The John Moore-trained gelding has had one run back and went respectably for sixth to Beauty Flame in the Group Two Jockey Club Cup (1,600m) three weeks ago. But as we all know, Rome wasn’t built in a day.Since then, Designs On Rome has added to that solid foundation and today’s course proper workout shows Moore will have him peaking on the big occasion, as Moore so often does. They may have to once again praise Caesar, not bury him.

The specs of the gallop read like this: the reigning emperor set off after stablemate Same World, who by the way is not a mug, rather a worthwhile citizen of the realm who once ran second in the Hong Kong Derby.

Designs On Rome rounded him up in the straight and won the gallop in the overall time of 1:22.2 for 1,200 metres, the last 400m in 22.7 and the ultimate 200m in 10.83. A winning design?

Apart from wins in the 2014 Hong Kong Vase and the Grade One Sword Dancer Stakes at Saratoga on August 29, Flintshire keeps turning up wherever they hold a worthwhile contest at a mile and a half.

He ran second to champion Golden Horn in the Prix de l’Arc de Triomphe in early October, replicating his performance when second to champion Treve in the same race 12 months earlier.

He also has seconds to his credit in the Breeders’ Cup Turf, the Sheema Classic in Dubai, and the Coronation Cup at Epsom. Sometimes bowed, never beaten.

If anyone doubts the right of Flintshire to be racing royalty, then surely none can doubt his connections - owned and bred by Prince Khalid Abdullah and trained in France by the great Andre Fabre.

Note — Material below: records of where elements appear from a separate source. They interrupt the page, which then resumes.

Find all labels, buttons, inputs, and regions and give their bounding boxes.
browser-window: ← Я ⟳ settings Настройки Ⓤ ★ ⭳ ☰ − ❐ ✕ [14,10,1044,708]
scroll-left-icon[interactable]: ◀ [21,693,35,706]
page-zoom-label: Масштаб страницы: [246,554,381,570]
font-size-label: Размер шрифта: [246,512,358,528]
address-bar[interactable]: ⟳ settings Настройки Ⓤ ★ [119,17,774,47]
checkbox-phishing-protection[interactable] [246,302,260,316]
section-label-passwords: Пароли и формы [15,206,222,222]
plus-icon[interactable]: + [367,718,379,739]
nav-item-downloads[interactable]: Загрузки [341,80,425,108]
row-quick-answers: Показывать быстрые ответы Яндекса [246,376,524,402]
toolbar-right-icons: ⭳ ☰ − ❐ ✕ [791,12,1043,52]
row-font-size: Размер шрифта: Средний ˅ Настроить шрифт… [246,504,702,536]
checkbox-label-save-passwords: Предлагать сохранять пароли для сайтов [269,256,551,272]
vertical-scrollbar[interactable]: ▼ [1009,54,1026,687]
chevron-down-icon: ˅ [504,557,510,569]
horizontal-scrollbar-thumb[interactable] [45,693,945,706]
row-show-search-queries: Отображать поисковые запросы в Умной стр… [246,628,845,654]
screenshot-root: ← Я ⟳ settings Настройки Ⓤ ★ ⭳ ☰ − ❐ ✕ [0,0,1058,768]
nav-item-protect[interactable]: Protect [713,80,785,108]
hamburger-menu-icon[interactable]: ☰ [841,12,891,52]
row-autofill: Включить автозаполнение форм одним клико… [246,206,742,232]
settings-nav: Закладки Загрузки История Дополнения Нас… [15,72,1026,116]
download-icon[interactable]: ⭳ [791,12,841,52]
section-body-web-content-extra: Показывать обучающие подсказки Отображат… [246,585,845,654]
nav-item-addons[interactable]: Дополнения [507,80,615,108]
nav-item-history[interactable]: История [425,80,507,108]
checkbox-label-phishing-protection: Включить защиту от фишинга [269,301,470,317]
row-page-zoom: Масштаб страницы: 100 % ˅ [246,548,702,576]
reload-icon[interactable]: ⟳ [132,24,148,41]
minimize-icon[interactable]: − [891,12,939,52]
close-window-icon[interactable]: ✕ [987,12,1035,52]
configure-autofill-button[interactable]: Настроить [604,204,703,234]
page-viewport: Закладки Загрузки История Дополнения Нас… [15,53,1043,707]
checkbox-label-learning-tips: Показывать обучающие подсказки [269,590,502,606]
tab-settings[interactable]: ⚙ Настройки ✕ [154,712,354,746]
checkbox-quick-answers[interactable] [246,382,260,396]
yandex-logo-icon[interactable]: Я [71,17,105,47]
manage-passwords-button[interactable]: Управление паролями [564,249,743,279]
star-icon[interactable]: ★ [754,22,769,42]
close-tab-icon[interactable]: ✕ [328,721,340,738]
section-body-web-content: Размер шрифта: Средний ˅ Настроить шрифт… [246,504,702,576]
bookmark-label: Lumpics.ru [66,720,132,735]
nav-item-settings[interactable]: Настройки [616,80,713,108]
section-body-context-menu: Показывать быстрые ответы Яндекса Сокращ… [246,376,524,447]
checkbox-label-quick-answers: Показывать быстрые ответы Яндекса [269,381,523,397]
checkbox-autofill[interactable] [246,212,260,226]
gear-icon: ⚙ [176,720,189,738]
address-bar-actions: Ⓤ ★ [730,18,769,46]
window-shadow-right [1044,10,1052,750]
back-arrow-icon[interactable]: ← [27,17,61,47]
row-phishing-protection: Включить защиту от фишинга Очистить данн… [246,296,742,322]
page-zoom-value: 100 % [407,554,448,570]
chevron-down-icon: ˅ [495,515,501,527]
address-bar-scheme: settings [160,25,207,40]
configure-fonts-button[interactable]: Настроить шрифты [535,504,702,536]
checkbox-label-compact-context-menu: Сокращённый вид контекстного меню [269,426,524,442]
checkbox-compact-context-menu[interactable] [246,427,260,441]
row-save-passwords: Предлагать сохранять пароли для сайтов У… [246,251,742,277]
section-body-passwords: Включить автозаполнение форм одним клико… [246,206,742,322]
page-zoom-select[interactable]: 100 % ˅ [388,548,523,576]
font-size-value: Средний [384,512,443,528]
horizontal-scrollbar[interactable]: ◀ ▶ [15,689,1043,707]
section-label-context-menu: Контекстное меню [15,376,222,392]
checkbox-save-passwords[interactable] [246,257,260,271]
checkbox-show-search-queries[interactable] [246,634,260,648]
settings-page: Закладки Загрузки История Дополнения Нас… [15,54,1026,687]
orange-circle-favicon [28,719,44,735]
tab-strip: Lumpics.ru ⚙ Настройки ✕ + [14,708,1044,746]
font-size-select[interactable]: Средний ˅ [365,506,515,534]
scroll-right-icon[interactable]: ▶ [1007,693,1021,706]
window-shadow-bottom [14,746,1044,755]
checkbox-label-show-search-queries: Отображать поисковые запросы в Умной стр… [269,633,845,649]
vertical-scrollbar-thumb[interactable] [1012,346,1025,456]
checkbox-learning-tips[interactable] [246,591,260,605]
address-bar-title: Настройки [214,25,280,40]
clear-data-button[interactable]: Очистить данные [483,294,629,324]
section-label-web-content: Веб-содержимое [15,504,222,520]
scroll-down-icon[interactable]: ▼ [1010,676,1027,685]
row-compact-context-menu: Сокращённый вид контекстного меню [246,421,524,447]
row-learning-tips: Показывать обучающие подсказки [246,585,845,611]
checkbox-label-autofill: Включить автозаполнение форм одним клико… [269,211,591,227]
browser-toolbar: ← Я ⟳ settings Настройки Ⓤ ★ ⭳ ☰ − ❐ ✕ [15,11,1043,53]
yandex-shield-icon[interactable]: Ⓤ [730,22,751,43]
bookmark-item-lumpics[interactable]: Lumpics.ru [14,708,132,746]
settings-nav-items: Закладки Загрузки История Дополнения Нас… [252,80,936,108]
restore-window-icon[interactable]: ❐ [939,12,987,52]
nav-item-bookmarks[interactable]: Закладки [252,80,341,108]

Prince Khalid also owned and bred the greatest horse that anyone alive has seen, Frankel. And before Frankel, his standard bearer was one of the great post-war champions, Dancing Brave, demoralising winner of the Epsom Derby–Arc de Triomphe double in a stunning 1986 season.

And Fabre? Well, he’s the measuring stick against which every so-called great trainer can be judged. He has 26 French trainers’ championships on the board and is in front late into the countdown to number 27. He’s won the Arc de Triomphe seven times, and if Flintshire arrives again on Sunday, it will be his ninth Group One for the year.

Designs On Rome and Flintshire, together with a certain miler called Able Friend, will ensure that the defences are sound at Sha Tin on Sunday.

Getting through them may not be impossible, but it will not be just any old commoner who scales the walks of Fortress Sha Tin and walks away with one of these three crowns.